Horror movies about communicating with the dead are nothing new. But that doesn’t mean you can’t make a great creepy movie out of it, as evidently seen in Danny and Michael Philippou’s solid directorial debut in Talk to Me. The Australian-born twins, best known for their YouTube channel called RackaRacka, manage to take the familiar premise and turn it into one hell of a supernatural-horror mayhem.
Instead of the usual seance and Ouija board commonly seen in most like-minded horror movies, the method comes in the form of an embalmed hand. We learn little about its origin and the Philippou twins clearly aren’t interested in feeding us with the obligatory backstory formula. They keep it as vague as possible and that’s what makes the embalmed hand scary and eerily enigmatic.
Hayley (Zoe Terakes) and Joss (Chris Alosio) are the two teenagers who have the embalmed hand. They use it to impress their friends during the party as they dare them to grab the embalmed hand placed on the table, and say the words “talk to me” before moving on to saying “I let you in”. Doing so would result in the spirit that he or she summons in the first place entering into one’s body. The rest of them would whip out their phones and start recording videos. The person has only 90 seconds max to enjoy the conjuring experience. But if exceeds the time limit would cause the spirit to inhabit the person’s body forever.
Everything is fine at first until one of the characters played by Riley (Joe Bird) becomes an unfortunate victim when the conjuring ritual goes horribly wrong. The Philippou twins show us the ugly consequences of what happens if one goes over-limit. It’s uncompromisingly brutal to the point you might find yourself flinching over the graphic violence. They even go as far as amplifying the ferocity of the ritual-goes-awry with impeccable sound effects designed to evoke a sense of fear and shock.
The remarkable urgency showcased in the Philippou twins’ no-holds-barred visuals undoubtedly made Talk to Me such an intense cinematic experience. The movie may have suffered from an erratic midsection but it doesn’t deter the overall quality of the story, which is co-written by Danny Philippou and fellow newcomer Bill Hinzman. The movie is also anchored by the introduction of Mia (Sophie Wilde, making her feature-length debut in a breakthrough lead performance), a 17-year-old teenager who is still reeling from the loss of her mother. She has been doing her best to pull herself together and by joining the ritual of talking to the embalmed hand, she finally found something to escape from reality. However, the reality grows increasingly worse when one of the rituals somehow triggers a chain of events related to her past.

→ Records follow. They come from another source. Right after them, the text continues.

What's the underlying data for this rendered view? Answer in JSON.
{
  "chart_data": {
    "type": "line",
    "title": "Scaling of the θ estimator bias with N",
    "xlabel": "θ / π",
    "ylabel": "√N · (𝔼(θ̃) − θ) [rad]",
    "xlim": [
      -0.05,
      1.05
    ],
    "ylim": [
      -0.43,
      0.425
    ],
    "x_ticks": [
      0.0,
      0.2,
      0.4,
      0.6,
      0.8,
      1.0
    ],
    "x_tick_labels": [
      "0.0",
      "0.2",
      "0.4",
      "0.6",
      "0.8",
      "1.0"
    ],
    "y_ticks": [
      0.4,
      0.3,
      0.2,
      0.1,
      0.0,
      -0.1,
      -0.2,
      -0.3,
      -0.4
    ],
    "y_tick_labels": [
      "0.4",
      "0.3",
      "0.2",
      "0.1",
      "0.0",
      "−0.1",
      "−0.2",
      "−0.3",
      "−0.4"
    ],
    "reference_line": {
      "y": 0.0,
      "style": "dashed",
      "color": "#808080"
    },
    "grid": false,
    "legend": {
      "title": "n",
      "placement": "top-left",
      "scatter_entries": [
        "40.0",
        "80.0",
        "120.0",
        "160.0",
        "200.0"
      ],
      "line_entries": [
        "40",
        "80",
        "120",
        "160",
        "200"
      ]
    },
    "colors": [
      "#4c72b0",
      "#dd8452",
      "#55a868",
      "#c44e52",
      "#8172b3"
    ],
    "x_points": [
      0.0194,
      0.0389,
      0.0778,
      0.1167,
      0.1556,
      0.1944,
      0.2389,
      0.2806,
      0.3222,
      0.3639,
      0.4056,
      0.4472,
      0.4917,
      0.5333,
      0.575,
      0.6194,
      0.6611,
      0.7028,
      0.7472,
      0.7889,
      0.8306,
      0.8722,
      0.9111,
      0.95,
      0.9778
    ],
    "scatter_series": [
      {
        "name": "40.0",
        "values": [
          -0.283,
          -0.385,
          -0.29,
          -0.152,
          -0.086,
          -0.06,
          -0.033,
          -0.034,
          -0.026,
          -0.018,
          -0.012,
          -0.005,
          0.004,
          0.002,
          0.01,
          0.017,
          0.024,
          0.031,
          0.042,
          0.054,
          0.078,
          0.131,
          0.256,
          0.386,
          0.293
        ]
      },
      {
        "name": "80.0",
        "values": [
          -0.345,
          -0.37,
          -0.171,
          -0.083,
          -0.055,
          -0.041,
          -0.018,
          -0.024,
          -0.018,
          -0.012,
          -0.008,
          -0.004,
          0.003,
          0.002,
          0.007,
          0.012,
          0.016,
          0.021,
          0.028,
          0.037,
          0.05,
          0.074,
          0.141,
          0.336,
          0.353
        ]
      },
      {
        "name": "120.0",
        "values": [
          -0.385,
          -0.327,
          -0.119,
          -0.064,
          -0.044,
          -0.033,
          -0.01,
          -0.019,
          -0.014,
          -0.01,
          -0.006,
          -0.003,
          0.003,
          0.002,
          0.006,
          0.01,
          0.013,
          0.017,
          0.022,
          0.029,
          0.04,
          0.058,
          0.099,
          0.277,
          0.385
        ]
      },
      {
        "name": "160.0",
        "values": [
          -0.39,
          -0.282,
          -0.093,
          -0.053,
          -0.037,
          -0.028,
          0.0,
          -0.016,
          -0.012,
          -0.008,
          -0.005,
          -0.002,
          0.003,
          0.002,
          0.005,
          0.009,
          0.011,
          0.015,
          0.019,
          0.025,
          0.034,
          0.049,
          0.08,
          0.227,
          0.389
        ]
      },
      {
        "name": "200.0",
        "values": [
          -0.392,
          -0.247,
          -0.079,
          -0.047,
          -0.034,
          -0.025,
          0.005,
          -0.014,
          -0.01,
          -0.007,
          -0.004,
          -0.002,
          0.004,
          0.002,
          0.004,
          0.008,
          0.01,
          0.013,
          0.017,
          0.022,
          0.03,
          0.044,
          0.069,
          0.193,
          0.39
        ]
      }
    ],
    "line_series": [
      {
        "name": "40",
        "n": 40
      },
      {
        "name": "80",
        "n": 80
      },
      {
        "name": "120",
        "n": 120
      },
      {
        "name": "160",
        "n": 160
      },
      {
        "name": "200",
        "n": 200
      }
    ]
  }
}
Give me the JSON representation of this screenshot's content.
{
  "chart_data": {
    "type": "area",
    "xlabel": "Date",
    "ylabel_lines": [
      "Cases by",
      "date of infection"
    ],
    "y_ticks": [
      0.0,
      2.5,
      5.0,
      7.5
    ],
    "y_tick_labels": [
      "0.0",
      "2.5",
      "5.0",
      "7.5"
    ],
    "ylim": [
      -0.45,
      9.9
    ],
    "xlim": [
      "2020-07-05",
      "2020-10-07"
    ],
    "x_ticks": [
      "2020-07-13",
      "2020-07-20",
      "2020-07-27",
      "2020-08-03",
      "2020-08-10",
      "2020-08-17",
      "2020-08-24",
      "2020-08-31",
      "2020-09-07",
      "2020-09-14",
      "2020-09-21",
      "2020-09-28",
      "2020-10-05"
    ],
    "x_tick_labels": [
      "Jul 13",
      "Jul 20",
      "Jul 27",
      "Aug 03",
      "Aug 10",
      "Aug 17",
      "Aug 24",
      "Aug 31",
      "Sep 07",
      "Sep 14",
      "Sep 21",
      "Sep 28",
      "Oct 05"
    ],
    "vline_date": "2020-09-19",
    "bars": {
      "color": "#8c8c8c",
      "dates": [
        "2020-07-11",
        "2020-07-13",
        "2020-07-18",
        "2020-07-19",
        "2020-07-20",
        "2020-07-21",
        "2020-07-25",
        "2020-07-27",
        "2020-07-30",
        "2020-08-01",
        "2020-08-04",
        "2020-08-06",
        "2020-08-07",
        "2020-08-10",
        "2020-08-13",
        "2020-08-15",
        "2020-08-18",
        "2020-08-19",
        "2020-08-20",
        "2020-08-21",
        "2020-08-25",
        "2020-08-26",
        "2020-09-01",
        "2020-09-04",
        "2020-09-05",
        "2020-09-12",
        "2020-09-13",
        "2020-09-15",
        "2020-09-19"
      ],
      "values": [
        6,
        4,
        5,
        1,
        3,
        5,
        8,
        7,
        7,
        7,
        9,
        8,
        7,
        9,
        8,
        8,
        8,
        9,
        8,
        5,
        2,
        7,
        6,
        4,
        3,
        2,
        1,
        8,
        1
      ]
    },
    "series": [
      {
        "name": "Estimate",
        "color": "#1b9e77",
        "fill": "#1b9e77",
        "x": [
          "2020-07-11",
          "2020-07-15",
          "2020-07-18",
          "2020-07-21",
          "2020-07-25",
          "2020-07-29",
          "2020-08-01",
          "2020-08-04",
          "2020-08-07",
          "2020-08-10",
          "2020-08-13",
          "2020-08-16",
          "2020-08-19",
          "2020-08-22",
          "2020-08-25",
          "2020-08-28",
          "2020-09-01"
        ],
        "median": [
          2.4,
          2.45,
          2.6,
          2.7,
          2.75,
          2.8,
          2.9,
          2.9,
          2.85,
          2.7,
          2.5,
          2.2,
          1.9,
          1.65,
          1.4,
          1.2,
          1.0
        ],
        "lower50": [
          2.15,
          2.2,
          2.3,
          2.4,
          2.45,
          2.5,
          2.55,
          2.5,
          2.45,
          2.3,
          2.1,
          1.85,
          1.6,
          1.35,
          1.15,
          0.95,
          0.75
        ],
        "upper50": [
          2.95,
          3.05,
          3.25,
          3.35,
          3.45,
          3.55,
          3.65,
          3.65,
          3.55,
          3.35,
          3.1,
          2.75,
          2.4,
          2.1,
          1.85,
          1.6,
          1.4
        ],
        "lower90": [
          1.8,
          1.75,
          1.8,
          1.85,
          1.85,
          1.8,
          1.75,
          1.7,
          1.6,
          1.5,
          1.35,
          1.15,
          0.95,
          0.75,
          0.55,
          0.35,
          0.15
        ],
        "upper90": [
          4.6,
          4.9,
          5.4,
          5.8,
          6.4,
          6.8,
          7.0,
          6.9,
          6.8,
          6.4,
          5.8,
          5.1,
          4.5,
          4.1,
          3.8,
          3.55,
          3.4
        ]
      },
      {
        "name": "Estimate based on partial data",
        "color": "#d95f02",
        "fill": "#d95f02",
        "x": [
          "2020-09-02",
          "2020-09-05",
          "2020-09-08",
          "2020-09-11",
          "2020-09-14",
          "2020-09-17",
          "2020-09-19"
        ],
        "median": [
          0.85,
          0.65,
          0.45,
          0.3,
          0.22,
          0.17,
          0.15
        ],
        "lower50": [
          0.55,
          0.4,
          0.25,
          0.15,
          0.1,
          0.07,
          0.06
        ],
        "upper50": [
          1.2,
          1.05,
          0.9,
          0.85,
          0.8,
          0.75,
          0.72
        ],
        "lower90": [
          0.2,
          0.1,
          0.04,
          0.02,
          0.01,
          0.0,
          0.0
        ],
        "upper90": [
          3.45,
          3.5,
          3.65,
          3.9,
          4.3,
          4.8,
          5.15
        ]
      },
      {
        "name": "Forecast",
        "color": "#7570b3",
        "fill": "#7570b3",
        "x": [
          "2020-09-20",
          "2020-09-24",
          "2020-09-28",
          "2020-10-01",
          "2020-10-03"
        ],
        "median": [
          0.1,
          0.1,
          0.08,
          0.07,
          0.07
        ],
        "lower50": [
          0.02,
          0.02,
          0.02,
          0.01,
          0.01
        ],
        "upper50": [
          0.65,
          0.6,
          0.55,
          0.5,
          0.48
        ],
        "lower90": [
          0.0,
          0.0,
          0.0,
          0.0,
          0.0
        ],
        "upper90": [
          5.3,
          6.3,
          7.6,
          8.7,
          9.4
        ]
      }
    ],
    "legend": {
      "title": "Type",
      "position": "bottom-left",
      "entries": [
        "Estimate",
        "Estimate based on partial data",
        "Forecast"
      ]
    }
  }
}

The underlying theme of grief along with Mia’s plight gives the story a much-needed jolt of dramatic tension. Although Sophie Wilde steals the show in Talk to Me, the rest of the actors are no slouches either. The movie is equally a technical triumph in combining practical and CGI seamlessly while Cornel Wilczek deserves equal mention for his riveting score. Then, there’s the ending. Let’s just say it was something I didn’t see it coming and after the movie’s 95-minute runtime, Talk to Me certainly made its mark as one of the best horror movies of 2023 so far.